Sound absorption by viscoelastic coatings with periodically distributed cavities

Thin rubber layers with air-filled cavities can be used as anechoic submarine coatings. Normally incident sonar energy is redistributed in the lateral direction and absorbed. In this paper, the anechoic effect is studied theoretically and numerically by adapting techniques used in electron scattering and band-gap computations for photonic and phononic crystals. Reflection and transmission matrices are computed recursively, from basic ones for layers containing periodic arrays of spherical cavities. A method to locate zeroes of analytical functions is applied to prove the existence of, and to specify, thin coatings with vanishing reflectance at isolated frequencies.
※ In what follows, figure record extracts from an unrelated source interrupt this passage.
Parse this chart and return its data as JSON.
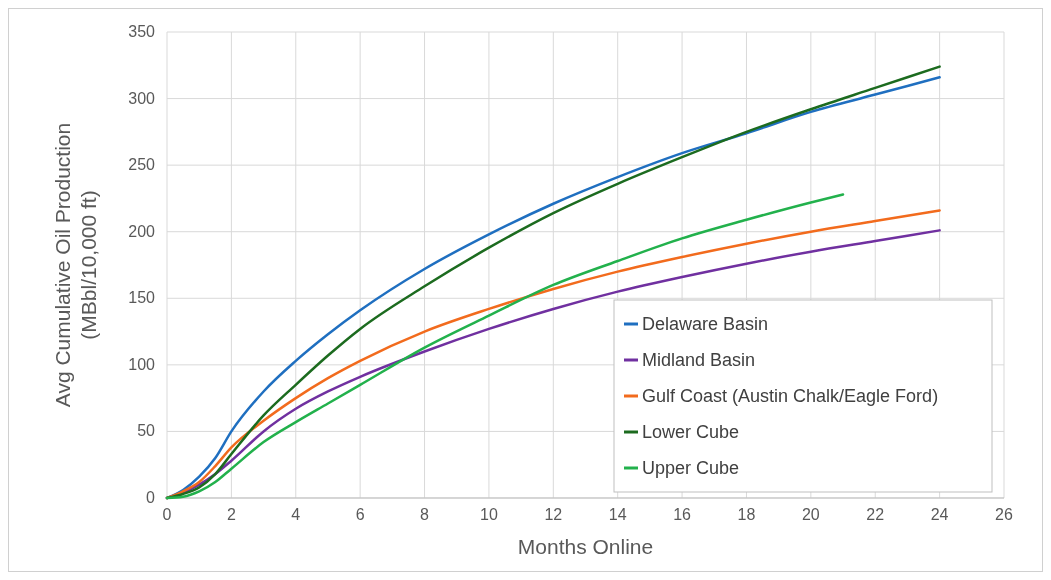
{
  "chart_data": {
    "type": "line",
    "xlabel": "Months Online",
    "ylabel": "Avg Cumulative Oil Production\n(MBbl/10,000 ft)",
    "xlim": [
      0,
      26
    ],
    "xticks": [
      0,
      2,
      4,
      6,
      8,
      10,
      12,
      14,
      16,
      18,
      20,
      22,
      24,
      26
    ],
    "ylim": [
      0,
      350
    ],
    "yticks": [
      0,
      50,
      100,
      150,
      200,
      250,
      300,
      350
    ],
    "grid": true,
    "legend": "bottom right",
    "marker": "none",
    "line_style": "solid",
    "series": [
      {
        "name": "Delaware Basin",
        "color": "#1f6fc0",
        "x": [
          0,
          0.5,
          1,
          1.5,
          2,
          3,
          4,
          5,
          6,
          8,
          10,
          12,
          14,
          16,
          18,
          20,
          22,
          24
        ],
        "values": [
          0,
          6,
          16,
          30,
          50,
          80,
          103,
          123,
          141,
          172,
          198,
          221,
          241,
          259,
          274,
          290,
          303,
          316
        ]
      },
      {
        "name": "Midland Basin",
        "color": "#7030a0",
        "x": [
          0,
          0.5,
          1,
          1.5,
          2,
          3,
          4,
          5,
          6,
          8,
          10,
          12,
          14,
          16,
          18,
          20,
          22,
          24
        ],
        "values": [
          0,
          4,
          10,
          18,
          28,
          50,
          67,
          80,
          91,
          110,
          127,
          142,
          155,
          166,
          176,
          185,
          193,
          201
        ]
      },
      {
        "name": "Gulf Coast (Austin Chalk/Eagle Ford)",
        "color": "#f26b1d",
        "x": [
          0,
          0.5,
          1,
          1.5,
          2,
          3,
          4,
          5,
          6,
          8,
          10,
          12,
          14,
          16,
          18,
          20,
          22,
          24
        ],
        "values": [
          0,
          5,
          12,
          24,
          38,
          58,
          75,
          90,
          103,
          125,
          142,
          157,
          170,
          181,
          191,
          200,
          208,
          216
        ]
      },
      {
        "name": "Lower Cube",
        "color": "#1c6b1f",
        "x": [
          0,
          0.5,
          1,
          1.5,
          2,
          3,
          4,
          5,
          6,
          8,
          10,
          12,
          14,
          16,
          18,
          20,
          22,
          24
        ],
        "values": [
          0,
          3,
          8,
          18,
          33,
          62,
          85,
          107,
          127,
          159,
          188,
          214,
          236,
          256,
          275,
          292,
          308,
          324
        ]
      },
      {
        "name": "Upper Cube",
        "color": "#22b14c",
        "x": [
          0,
          0.5,
          1,
          1.5,
          2,
          3,
          4,
          5,
          6,
          8,
          10,
          12,
          14,
          16,
          18,
          20,
          21
        ],
        "values": [
          0,
          1,
          5,
          12,
          22,
          42,
          57,
          71,
          85,
          113,
          137,
          160,
          178,
          195,
          209,
          222,
          228
        ]
      }
    ]
  }
}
Coatings much thinner than quarter-wavelength ones are found. Most of the absorption loss takes place close to the cavities and scattering of compressional spherically symmetric waves is important. The viscoelastic shear-wave properties of the rubber are crucial for generating this loss. The requirements for vanishing reflectance are specified using a simplified model with normal plane waves and spherically symmetric waves, that includes effects of multiple scattering among the cavities. An energy relation is derived, relating the anelastic loss in the rubber coating to loss by monopole resonance scattering from isolated cavities. The noticeable effects of multiple scattering are incorporated by a modulating factor.